I was looking at a few results of convex optimization and I'm stuck with a part of a proof. Consider the following minimization problem: \begin{align} \text{minimize} \quad &\Phi(x) \\ \text{subject to} \quad & K x = g \end{align}
We have to prove the following statement: Let $\Phi: \mathbb R^n \to \mathbb R$ be a convex and differentiable function with domain $D$. Let X be the feasible set: $X=\left\{x: Kx=g \right\}$.
If $x \in X$ is optimal, then the following holds: \begin{equation} \nabla \Phi(x)^T (y - x) \geq 0 \qquad \forall y \in X \end{equation}
(It's actually an if and only if, but the other implication is rather easy)
To prove it, the author uses the reductio ad absurdum. Suppose $x$ is optimal but the condition is not satisfied: there exist $y \in X$ such that: \begin{equation} \nabla \Phi(x)^T (y - x) < 0. \end{equation}
Then, consider the point $z(t) = ty + (1-t)x$, with $t \in [0,1]$. He proves that $z(t)$ is feasible, i.e. $z(t) \in X$. Then he observes that:
\begin{equation} \biggl[\frac{d}{dt}\Phi(z(t))\biggr]_{t=0} = \nabla \Phi(x)^T (x - y) < 0 \end{equation}
The proof is concluded by saying that the last inequality implies that $\Phi(z(t)) < \Phi(x)$, which contradicts the optimality of $x$.
I don't get the last implication. How do you go from: \begin{equation} \biggl[\frac{d}{dt}\Phi(z(t))\biggr]_{t=0} < 0 \end{equation} to $\Phi(z(t)) < \Phi(x)$?
I should probably use the fact that a differentiable function $\Phi$ is convex if and only if, for all $x,y$ in its domain it holds \begin{equation} \Phi(y) \geq \Phi(x) + \nabla \Phi(x)^T(y-x) \end{equation} but I can't see how. I know it is probably a silly/very trivial question, but I'm really stuck.

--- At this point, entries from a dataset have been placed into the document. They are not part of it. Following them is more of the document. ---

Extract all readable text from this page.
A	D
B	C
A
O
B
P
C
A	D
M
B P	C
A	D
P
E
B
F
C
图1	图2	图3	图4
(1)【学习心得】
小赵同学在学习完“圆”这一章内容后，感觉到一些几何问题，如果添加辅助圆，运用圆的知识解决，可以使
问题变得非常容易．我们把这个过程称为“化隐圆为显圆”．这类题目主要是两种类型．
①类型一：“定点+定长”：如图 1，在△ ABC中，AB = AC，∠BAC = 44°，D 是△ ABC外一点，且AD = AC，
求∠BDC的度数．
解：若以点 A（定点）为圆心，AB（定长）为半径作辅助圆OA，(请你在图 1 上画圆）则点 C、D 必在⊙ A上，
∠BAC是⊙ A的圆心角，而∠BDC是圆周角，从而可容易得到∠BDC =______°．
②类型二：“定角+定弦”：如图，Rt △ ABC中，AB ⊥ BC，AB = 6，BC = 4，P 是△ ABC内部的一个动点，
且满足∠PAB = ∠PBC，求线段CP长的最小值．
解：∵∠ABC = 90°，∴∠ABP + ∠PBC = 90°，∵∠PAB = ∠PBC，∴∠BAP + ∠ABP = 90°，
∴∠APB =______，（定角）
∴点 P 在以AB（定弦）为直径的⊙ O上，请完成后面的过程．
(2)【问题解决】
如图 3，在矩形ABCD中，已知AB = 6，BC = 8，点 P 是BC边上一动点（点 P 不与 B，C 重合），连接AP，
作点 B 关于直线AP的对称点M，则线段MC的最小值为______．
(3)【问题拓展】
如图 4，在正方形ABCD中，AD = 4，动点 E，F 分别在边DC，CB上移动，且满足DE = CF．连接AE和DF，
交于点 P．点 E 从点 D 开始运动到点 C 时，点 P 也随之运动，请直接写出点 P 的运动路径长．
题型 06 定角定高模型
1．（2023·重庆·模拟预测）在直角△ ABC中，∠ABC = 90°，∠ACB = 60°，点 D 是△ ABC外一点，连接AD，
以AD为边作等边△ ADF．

Let $f:= \Phi \circ z \colon [0,1] \to\mathbf R$. Then $f$ is differentiable at $0$, that is $$ f(h) = f(0)+ f'(0)h +o(h), \qquad h \to 0$$ Now $f(0) = \Phi(x)$, and $f'(0) < 0 $, let $\epsilon :=\frac 12 |f'(0)|$, choose $\delta > 0$ such that for $h \in (0,\delta)$, we have $|o(h)| < \epsilon|h|$. Then for $h \in (0,\delta)$ $$ f(h) = \Phi(x) + f'(0)h +o(h) \ge \Phi(x) + f'(0)h -\frac12 f'(0)h = \Phi(x) +\frac 12 f'(0)h < \Phi(x) $$ as $f'(0)h < 0$. So this follows by the very definition of differentiability.